<<< zurück | Sagenbuch der Sächsischen Schweiz und ihrer Randgebiete | weiter >>>

Der Mittagsspuk am Großen Zschirnstein

  M. II, Nr. 547; nach Mitteilungen von Theodor Schäfer, Dresden

Wer mit leichtem Wandersinn in der Sächsischen Schweiz über Berg und Tal zieht, der denkt wohl kaum daran, daß neben ihm nicht nur harmlose Menschenkinder, sondern zuweilen auch tückische Dämonen einherfahren. Und doch mag sich jeder hüten, in der Mittagsstunde im hellen Sonnenschein den Großen Zschirnstein zu betreten. Da hat „der Teufel“, wie die Dörfler am Fuße des Zschirnsteines glauben, Gewalt über den Berg und beschädigt die Besucher desselben. Mit dem Teufel ist aber jedenfalls ein Dämon, ähnlich dem Bern-Dietrich oder der Mittagsfrau der Wenden, gemeint.

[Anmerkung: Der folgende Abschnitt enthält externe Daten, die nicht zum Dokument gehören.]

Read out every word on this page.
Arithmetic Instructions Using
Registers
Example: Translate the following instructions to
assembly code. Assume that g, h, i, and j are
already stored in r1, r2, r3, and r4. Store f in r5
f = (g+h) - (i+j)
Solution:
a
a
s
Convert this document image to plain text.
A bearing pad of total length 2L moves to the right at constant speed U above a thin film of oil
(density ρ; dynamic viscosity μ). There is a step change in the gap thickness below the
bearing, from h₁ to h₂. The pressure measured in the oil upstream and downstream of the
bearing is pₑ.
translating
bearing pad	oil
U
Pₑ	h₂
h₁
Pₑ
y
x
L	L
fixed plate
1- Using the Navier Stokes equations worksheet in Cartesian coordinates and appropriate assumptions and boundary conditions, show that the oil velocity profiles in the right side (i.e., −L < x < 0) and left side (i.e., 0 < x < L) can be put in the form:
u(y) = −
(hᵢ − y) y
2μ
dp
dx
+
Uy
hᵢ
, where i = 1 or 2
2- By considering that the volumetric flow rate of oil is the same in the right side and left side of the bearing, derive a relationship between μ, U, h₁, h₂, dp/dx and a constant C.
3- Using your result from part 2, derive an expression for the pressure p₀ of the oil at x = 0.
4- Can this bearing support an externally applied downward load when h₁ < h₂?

Einst wanderten zwei junge Männer rüstig dem Großen Zschirnsteine zu. Sie traten eben in den Wald. Da ertönte der helle Ton der Mittagsglocke vom nächsten Kirchturme. In jähem Erschrecken fuhr der eine der beiden zusammen, denn er hatte nicht an die Gefährlichkeit des Ortes gedacht, die ihm wohlbekannt war. Dem anderen war die Sage fremd. Schon aber ging auch ein seltsames Heulen durch die grünen Wipfel; Äste krachten und stürzten zu Boden, und die Vögel erhoben einn starkes und mißtönendes Gekreisch. Still und ernst schritt der eine der beiden Wanderer vorwärts, am ganzen Leibe zitternd der andere. Erst, als die Glocke im Dorfe 1 Uhr schlug, ließ seine Furcht nach, denn im selben Augenblicke nahm der Wald wieder seine heilige Stille an. - Übrigens soll der „Teufel“ zwischen 12 und 1 Uhr mittags früher auch auf dem Lilienstein gehaust haben.